It’s taken a while but I think I’ve identified what annoys me so much about the current phase of the government’s public health “strategy” (apart from all the obvious things, I mean). It’s that the freedoms they have allowed us in this disastrously organised emergence from lockdown, our distracting bread and circuses, are a sort of Best of Basic British Summer: barbecues, park picnics and beach trips. “This is who we – well, you – are,” the message seems to be. “This is what you people like, isn’t it? Beers in the park and charred sausages, outdoor games and tea from a flask behind a windbreaker.” Just throw in Morris dancing around a maypole carved in the image of Tim Henman for the full bingo card of honest British yeoman summer pastimes.
The alternative explanation would be that it’s our overlords who actually like this jolly, outdoor stuff. I entertained this possibility briefly, hypnotised by Tory MP for Witney & West Oxfordshire Robert Courts’s shocking, nuclear sunburn as he defended government policy, and then contemplating the sheen on David Cameron’s ruddy face (not an activity I recommend, however bored you are). He’s obviously ventured out of that shepherd’s hut for fun in the sun.
But then a cursory glance at the cabinet suggests otherwise: Michael Gove can clearly never be exposed to daylight, Boris Johnson’s colouring suggests susceptibility to heat rash and I can’t begin to visualise Matt Hancock in shorts (which is a mercy). Only Dominic Raab looks like he’d have the faintest idea what to do with a frisbee, which is absolutely not a point in his favour.
I can’t be alone in thinking our new freedoms, proffered like a crap petrol station gift, are the absolute worst of summer; actually, I know I’m not. Certainly, patient chipping away at barbecues’ undeserved good PR has gradually revealed them for the swizz they are. Plenty of us are rightly unenchanted by the prospect of waiting, stuck to a plastic outdoors chair, for lighter fuel-marinated chunks of green pepper on sticks, served hours after our appetites have been deadened by fistfuls of crisps and lukewarm rosé.
Picnics, too, have lost their Enid Blyton nostalgic lustre. They are, after all, merely wasp banquets in one of the “stress positions” they use in interrogation sessions on SAS: Who Dares Wins. Who can sit cross-legged like that for hours? Do your hips work in a different way to mine?
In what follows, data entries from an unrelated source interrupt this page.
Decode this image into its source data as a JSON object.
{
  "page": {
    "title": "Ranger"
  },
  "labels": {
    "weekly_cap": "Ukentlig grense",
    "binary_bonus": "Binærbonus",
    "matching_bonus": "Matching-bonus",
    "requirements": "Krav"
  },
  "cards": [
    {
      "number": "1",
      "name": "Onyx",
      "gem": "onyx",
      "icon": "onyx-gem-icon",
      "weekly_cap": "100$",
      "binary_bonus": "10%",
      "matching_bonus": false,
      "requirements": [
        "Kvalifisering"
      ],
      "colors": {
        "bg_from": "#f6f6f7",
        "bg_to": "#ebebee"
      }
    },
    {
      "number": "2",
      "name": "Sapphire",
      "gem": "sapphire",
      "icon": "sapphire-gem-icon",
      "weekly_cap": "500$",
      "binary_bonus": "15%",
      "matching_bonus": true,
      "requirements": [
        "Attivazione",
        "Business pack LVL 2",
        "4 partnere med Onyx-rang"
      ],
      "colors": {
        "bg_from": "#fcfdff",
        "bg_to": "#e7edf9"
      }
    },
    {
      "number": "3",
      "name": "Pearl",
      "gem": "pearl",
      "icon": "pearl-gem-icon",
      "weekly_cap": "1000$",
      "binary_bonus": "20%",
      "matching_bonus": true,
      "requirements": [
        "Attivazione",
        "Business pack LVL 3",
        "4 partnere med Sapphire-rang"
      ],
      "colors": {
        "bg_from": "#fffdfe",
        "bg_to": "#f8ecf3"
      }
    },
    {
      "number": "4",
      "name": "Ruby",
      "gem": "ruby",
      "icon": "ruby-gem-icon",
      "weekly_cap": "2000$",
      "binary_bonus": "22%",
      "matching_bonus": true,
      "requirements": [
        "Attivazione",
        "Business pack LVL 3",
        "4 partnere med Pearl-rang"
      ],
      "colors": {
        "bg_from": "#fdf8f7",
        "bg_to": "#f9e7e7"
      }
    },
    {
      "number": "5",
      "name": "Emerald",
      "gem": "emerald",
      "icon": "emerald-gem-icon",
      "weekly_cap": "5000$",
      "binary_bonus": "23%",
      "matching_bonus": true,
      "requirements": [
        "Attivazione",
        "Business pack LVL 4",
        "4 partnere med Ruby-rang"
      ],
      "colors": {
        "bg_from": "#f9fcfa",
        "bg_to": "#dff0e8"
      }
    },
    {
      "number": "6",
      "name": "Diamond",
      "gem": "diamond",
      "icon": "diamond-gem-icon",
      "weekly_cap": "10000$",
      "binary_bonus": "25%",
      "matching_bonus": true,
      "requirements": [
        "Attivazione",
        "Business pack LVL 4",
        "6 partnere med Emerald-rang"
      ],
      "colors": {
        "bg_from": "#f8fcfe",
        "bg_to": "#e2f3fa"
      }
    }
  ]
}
I would need something stronger than Pimm’s – less cocktail than cursed cough syrup – to sit for more than five minutes on a picnic rug, juggling sweaty falafels and constantly shifting in search of shade.
I know there are people out there who like beaches and parks: I am related to some of them. Not everyone shares my sensory loathing of sand and presumably most people have heads that do not magnetically attract every ball and frisbee for miles (this is a simple and proven fact: I cannot cross an expanse of urban grass without taking one to the cranium). But nothing good ever happens in parks. “Sex, underage drinking, nitrous oxide and sack-loads of litter” reads the headline in my local paper on one grassy spot this week, which is probably not going to get repurposed as a slogan to lure tourists back here. As a hayfever sufferer, I was once even mistaken for a tree by a peeing doberman in a park while I was woozily immobilised by antihistamines.
I understand that you can accept the imperfect reality of these activities and still love what they signify: summer, freedom and sense memories of happier times. Soaring sales of dips and crisps, beer and burgers are a sign of what we’re trying to conjure up. But I’m a summer scrooge: a row of uninterrupted full sun icons on my weather app sparks less joy than a brown envelope from HMRC. Summer is three months of itching, dysphoria and climate anxiety – and it’s now compounded by perimenopause, which has raised my internal temperature to that of molten lava.
The truth is, I’m bitter because the few parts of summer that I do like are still off limits. A peaceful drink in a dark pub while the summer people are in the beer garden drinking Aperol at those uncomfortable tables with benches attached to them. Or a soporific afternoon in a library finally empty of febrile A-level crammers, watching dust motes dance as a local historian dozes opposite me.
If the government wants to get my kind onside, they’ll have to give us libraries or accept our sweaty wrath. I’ll hiss mine through a window though; between the pollen and the prickly heat it’s dangerous out there for Indoor People, even without the virus.